L’actrice Ji Liu Lian fait un gros travail physique (corps désarticulé, visage totalement inexpressif) pour incarner cette femme qui se trouve au-delà de la souffrance sans trahir la ligne dramatique volontairement ténue du film. Sa prestation, en parfait accord avec la sobriété (la froideur ?) confondante du reste, fait naître par contraste une émotion saisissante.
Je ne peux pas vivre sans toi de Leon Dai (2010)
Wu-Hsiung cumule les petits boulots pour élever sa fille de sept ans, avec laquelle il vit sur les docks du port de Kaohsiung, la deuxième métropole de Taiwan. Mais la fillette a désormais l'âge d'aller à l'école et Wu-Hsiung est sommé de l'inscrire. Commence alors un inextricable imbroglio juridique avec les services sociaux qui menacent de lui retirer l'enfant.

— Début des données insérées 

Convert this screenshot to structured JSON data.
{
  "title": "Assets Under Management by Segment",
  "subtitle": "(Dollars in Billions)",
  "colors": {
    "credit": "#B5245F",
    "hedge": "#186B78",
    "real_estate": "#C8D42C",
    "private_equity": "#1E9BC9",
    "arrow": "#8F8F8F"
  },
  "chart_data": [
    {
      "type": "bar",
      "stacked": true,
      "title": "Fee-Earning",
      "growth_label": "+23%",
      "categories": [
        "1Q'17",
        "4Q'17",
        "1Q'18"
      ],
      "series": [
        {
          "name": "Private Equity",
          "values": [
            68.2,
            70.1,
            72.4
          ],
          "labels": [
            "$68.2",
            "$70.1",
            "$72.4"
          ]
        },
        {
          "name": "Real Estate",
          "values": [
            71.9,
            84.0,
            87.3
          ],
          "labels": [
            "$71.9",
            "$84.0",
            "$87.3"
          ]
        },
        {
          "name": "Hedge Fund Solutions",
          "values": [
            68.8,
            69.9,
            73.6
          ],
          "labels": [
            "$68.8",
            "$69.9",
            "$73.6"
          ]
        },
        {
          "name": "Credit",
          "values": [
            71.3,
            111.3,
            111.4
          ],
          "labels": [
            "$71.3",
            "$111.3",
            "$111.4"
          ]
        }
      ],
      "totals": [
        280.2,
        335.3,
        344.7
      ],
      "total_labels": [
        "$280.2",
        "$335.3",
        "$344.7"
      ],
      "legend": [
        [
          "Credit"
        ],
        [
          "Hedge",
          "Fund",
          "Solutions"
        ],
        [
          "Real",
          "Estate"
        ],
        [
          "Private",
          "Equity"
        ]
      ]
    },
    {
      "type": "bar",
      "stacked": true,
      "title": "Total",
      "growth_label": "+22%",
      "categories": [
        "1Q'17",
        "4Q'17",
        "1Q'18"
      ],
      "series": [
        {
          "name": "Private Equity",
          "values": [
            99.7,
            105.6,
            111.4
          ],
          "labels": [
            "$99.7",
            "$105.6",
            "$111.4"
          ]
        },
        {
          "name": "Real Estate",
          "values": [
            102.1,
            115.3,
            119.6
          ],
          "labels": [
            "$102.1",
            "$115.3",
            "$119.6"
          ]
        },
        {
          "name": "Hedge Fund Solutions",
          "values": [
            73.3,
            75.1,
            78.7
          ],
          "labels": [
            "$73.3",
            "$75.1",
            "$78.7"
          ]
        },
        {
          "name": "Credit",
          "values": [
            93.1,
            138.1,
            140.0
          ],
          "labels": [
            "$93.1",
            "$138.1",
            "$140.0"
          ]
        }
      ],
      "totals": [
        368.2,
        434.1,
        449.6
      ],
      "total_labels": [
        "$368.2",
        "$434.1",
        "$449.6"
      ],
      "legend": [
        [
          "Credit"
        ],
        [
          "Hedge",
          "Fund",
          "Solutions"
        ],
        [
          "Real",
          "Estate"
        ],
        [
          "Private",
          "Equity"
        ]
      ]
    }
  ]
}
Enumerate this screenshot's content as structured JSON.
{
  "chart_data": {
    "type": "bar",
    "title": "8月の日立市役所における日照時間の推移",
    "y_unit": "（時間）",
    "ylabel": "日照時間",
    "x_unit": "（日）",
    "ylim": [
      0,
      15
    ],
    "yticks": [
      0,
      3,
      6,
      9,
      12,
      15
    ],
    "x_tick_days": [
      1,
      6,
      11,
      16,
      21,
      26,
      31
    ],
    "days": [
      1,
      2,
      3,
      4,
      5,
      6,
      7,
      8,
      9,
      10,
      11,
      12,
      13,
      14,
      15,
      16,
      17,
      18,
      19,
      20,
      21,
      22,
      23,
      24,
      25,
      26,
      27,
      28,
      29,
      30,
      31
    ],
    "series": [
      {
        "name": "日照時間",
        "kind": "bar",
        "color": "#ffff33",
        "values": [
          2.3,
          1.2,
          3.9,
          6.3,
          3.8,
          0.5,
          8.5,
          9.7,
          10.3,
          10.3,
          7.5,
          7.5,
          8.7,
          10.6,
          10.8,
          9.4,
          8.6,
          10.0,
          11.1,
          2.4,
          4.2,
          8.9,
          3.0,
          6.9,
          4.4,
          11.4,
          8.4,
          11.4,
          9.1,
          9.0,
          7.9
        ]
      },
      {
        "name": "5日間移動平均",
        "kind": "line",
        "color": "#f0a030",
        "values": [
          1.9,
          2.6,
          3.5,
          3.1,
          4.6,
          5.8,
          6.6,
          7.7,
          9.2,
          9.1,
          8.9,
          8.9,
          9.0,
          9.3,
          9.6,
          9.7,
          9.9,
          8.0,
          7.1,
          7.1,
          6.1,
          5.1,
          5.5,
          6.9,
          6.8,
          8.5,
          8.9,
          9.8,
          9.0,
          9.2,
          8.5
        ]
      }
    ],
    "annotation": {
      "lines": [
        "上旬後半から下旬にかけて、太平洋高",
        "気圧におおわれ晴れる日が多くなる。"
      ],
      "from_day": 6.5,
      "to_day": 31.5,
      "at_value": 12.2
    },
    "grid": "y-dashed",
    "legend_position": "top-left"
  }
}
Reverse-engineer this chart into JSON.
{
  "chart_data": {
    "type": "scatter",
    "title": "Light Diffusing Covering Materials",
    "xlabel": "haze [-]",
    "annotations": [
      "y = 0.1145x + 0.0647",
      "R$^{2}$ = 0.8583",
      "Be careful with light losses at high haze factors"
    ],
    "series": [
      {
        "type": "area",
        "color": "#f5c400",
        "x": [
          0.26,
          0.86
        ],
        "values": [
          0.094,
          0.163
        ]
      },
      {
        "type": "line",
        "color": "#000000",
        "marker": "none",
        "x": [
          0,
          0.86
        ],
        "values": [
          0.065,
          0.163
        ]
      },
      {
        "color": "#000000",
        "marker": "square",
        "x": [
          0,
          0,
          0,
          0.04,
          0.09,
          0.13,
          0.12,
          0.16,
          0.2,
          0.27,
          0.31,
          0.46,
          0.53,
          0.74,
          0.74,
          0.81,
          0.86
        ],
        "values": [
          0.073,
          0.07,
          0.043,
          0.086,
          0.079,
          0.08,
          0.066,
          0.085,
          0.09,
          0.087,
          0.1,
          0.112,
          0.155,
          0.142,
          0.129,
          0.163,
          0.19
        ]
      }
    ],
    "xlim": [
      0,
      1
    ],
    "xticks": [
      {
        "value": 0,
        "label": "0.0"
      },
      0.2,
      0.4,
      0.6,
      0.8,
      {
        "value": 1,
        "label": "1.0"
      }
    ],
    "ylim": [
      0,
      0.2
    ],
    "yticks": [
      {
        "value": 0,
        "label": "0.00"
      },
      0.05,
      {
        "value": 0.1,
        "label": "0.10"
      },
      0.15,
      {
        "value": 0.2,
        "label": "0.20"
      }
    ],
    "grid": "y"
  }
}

Leon Dai insuffle rythme et personnalité à son récit en mêlant séquences à la limite du documentaire et scènes plus fictionnelles qu'il accompagne d'une musique tantôt entraînante, presque guillerette, tantôt mélancolique. Il parvient de cette manière à déjouer les attentes du spectateur et à créer des ruptures de ton, voire des simili-rebondissements.
Je ne peux vivre sans toi est ainsi un film ambivalent, âpre et austère dans sa forme (noir et blanc non esthétisé, peu de dialogues), plus démonstratif sur le fond, dont la grande force est de se concentrer sur les détails pour évacuer le pathos des bons sentiments. C'est sans doute pourquoi, malgré quelques maladresses scénaristiques, on retient plus sa sensibilité humaniste que sa tonalité dramatique.
Jiseul de O Muel (2013)
En 1948, en Corée, l’ordre fût donné aux soldats d'éliminer les résidents de l’île de Jeju désignés comme communistes. Environ 30 000 civils ont ainsi été tués.
Tout en noir et blanc très esthétique et très graphique, le film joue avec différents éléments visuels : une fumée qui se dissipe montre plus de détails, des gros plans de visages se détachent sur un fond sombre qui fait abstraction du décors, des plans larges de paysages enneigés isolent les personnages...
C'est aussi un film de guerre avec une dimension universelle qui parvient à réunir dans certaines situations un peu d'humour noir burlesque et rendre compte à la fois des différents comportements face aux horreurs subies. En plus du Cyclo d'or à Vesoul, il a reçu le grand Prix du jury international à Sundance en 2013.